I used a few items I had from my recent CSA box, including a bag of braising greens (mostly kale and chard) and a big leek. If you haven’t tried nutritional yeast yet, give it a try. I was a little nervous about it the first time I used it—it looks a little bit like fish food! But I have grown to love it. I’m not sure why it sounds so odd—yeast in bread is normal, so why not yeast in others? It adds a great flavor to your dish, reminiscent of parmesan. I buy it in bulk at Fred Meyer (Kroger superstore)—if this is your first time just buy 2 T and if you love it you can go get more!

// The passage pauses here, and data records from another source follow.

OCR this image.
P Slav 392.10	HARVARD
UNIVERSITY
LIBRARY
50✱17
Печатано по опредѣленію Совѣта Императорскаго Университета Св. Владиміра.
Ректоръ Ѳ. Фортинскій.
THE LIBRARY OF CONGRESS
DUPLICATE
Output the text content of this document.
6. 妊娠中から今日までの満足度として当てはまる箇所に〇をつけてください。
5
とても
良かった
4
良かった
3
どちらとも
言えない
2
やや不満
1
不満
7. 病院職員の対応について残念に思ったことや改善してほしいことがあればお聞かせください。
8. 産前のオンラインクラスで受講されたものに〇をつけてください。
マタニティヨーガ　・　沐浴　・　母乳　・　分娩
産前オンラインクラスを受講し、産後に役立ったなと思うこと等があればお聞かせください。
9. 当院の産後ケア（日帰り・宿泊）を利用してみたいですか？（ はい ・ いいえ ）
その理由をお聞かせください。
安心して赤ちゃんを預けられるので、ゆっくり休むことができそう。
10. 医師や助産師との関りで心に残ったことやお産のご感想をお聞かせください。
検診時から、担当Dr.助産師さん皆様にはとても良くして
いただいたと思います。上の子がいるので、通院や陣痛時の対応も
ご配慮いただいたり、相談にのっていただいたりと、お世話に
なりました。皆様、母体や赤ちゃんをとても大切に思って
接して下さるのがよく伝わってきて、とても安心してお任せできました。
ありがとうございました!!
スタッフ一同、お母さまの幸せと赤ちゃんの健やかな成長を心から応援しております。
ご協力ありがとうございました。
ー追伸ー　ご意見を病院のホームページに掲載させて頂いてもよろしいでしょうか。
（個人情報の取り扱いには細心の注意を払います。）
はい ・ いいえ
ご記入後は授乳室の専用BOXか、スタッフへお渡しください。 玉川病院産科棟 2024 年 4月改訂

Bookmark this recipe so you don’t lose it—it’s a winner!
White Beans and Greens
1 big leek (or an onion will work), cut small and cleaned
2 large carrots, diced
4 cloves garlic, minced
2 T nutritional yeast
2 tsp salt
½ tsp pepper
2 bay leaves
6 c water
1 c pearled barley cooked separately in 3 c salted water, not drained
2 c white beans (or one can)
2 c loosely packed greens, chopped and stems removed (kale, chard, etc.)
Prepare barely according to package directions—essentially bring 3 c water to a boil, add 1 c barley, return to boil, reduce to simmer and add salt and cover. Allow to simmer for about 30 minutes while you prep the rest of the soup.
Saute leek in about 1 T olive oil until softened (4-5 minutes) in large soup pot. Add carrots and sauté a minute longer. Add garlic and cook for another minute. Add nutritional yeast, salt, and pepper and stir well. Place bay leaves in pot and add water, starting with just a little to deglaze the pot, and then adding the rest. Add in half of the beans and bring to a boil. This will help the beans to break down into a creamy broth, while the reserved beans will provide a nice texture.